In Alberta, as well as in other jurisdictions, we are in many ways experiencing a renaissance. Characterized by individual empowerment on a scale unimaginable even five years ago, the entrenchment of the “creative class”, and the digitization of life as we know it, this is a period of historic change and significance. It is undoubtedly a great time to be an idealist, an intellectual, or an entrepreneur – even from within a large bureaucracy.

Yet in the midst of this incredibly productive, innovation-yielding, revolutionary chaos, many of our greatest challenges persist. Income disparities, poverty, homelessness, and climate change are just a few of our biggest concerns today.

These challenges are, indeed, highly complex. As Dr.
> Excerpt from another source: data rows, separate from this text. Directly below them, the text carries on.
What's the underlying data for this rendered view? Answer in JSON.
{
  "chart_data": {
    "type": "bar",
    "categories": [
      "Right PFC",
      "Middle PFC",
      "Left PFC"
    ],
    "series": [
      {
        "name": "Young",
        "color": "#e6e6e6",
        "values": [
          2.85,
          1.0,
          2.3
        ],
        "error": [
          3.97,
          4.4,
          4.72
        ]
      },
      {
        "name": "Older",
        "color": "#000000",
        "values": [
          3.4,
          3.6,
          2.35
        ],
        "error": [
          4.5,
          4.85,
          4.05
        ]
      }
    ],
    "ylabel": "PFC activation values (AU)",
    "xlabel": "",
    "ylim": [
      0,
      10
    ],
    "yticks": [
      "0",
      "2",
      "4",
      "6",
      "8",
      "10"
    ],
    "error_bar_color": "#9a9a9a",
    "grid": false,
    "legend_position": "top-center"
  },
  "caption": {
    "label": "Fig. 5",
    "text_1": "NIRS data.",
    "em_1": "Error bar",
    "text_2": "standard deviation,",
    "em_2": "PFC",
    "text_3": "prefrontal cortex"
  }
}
Ralph Stacey’s well-known model of complexity describes, complex problem are unknowable, and there is a lack of consensus about how to alter the status quo.
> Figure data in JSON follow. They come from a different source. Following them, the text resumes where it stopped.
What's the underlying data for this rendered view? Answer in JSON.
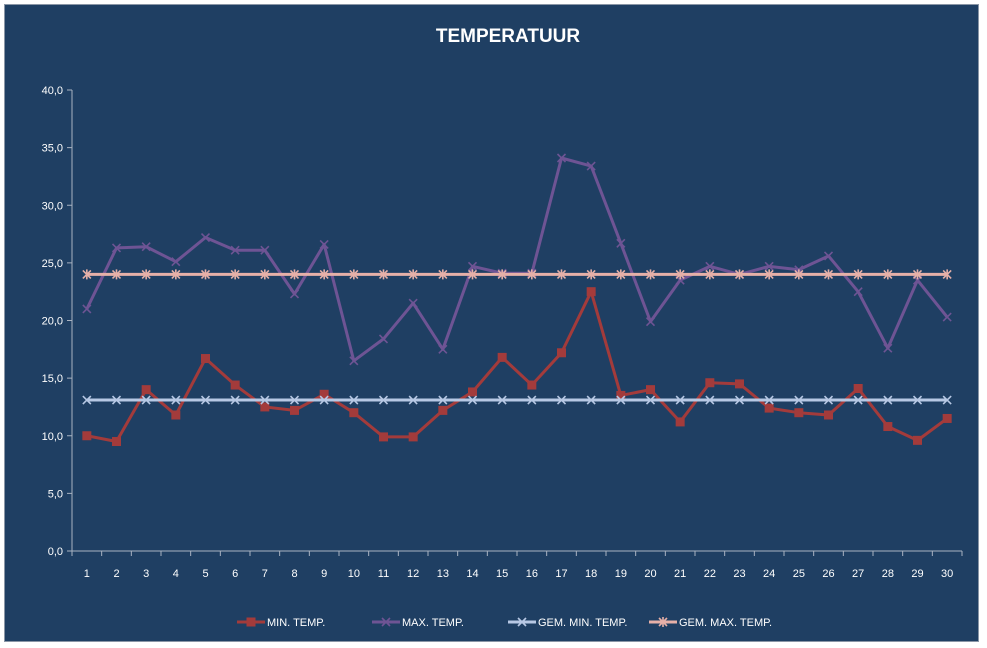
{
  "chart_data": {
    "type": "line",
    "title": "TEMPERATUUR",
    "xlabel": "",
    "ylabel": "",
    "x": [
      1,
      2,
      3,
      4,
      5,
      6,
      7,
      8,
      9,
      10,
      11,
      12,
      13,
      14,
      15,
      16,
      17,
      18,
      19,
      20,
      21,
      22,
      23,
      24,
      25,
      26,
      27,
      28,
      29,
      30
    ],
    "ylim": [
      0,
      40
    ],
    "yticks": [
      "0,0",
      "5,0",
      "10,0",
      "15,0",
      "20,0",
      "25,0",
      "30,0",
      "35,0",
      "40,0"
    ],
    "grid": false,
    "legend_position": "bottom",
    "series": [
      {
        "name": "MIN. TEMP.",
        "color": "#a33b3b",
        "marker": "square",
        "values": [
          10.0,
          9.5,
          14.0,
          11.8,
          16.7,
          14.4,
          12.5,
          12.2,
          13.6,
          12.0,
          9.9,
          9.9,
          12.2,
          13.8,
          16.8,
          14.4,
          17.2,
          22.5,
          13.5,
          14.0,
          11.2,
          14.6,
          14.5,
          12.4,
          12.0,
          11.8,
          14.1,
          10.8,
          9.6,
          11.5
        ]
      },
      {
        "name": "MAX. TEMP.",
        "color": "#6e5494",
        "marker": "x",
        "values": [
          21.0,
          26.3,
          26.4,
          25.1,
          27.2,
          26.1,
          26.1,
          22.3,
          26.6,
          16.5,
          18.4,
          21.5,
          17.5,
          24.7,
          24.1,
          24.1,
          34.1,
          33.4,
          26.7,
          19.9,
          23.5,
          24.7,
          24.0,
          24.7,
          24.4,
          25.6,
          22.5,
          17.6,
          23.5,
          20.3
        ]
      },
      {
        "name": "GEM. MIN. TEMP.",
        "color": "#b7c8e4",
        "marker": "x",
        "values": [
          13.1,
          13.1,
          13.1,
          13.1,
          13.1,
          13.1,
          13.1,
          13.1,
          13.1,
          13.1,
          13.1,
          13.1,
          13.1,
          13.1,
          13.1,
          13.1,
          13.1,
          13.1,
          13.1,
          13.1,
          13.1,
          13.1,
          13.1,
          13.1,
          13.1,
          13.1,
          13.1,
          13.1,
          13.1,
          13.1
        ]
      },
      {
        "name": "GEM. MAX. TEMP.",
        "color": "#e6b0a8",
        "marker": "star",
        "values": [
          24.0,
          24.0,
          24.0,
          24.0,
          24.0,
          24.0,
          24.0,
          24.0,
          24.0,
          24.0,
          24.0,
          24.0,
          24.0,
          24.0,
          24.0,
          24.0,
          24.0,
          24.0,
          24.0,
          24.0,
          24.0,
          24.0,
          24.0,
          24.0,
          24.0,
          24.0,
          24.0,
          24.0,
          24.0,
          24.0
        ]
      }
    ]
  }
}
Last fall we started a project called “Institutions of Complex Problem Solving.” What started out as an interesting research endeavour – albeit with a stuffy title – focused on administration and process quickly became an inspiring tour of the minds at work in our provincial public service.

The result is a draft discussion paper that sheds light on the ways in which Alberta’s public sector has grappled with complex public policy issues over the last decade, and suggests a path forward for the next.

I decided to release this report in draft form because I would like to create an opportunity for anyone with an opinion on this topic to have a say. Policy and complexity are topics near and dear to the hearts and minds of many people in the Steeves Advisory community, and this paper is by no means intended to corner the market on interesting things to say about them. If you disagree with anything the report contains, or think something needs to be added, please let us know.

We plan to remove the draft watermark sometime this spring, but there is no real limit on the amount of time we’ll allow for comments. That said, if you’d like us to change something before the watermark comes off, please let us know by the end of March. Once we firm up the content, we’ll let you know more about where we plan to take the project from here.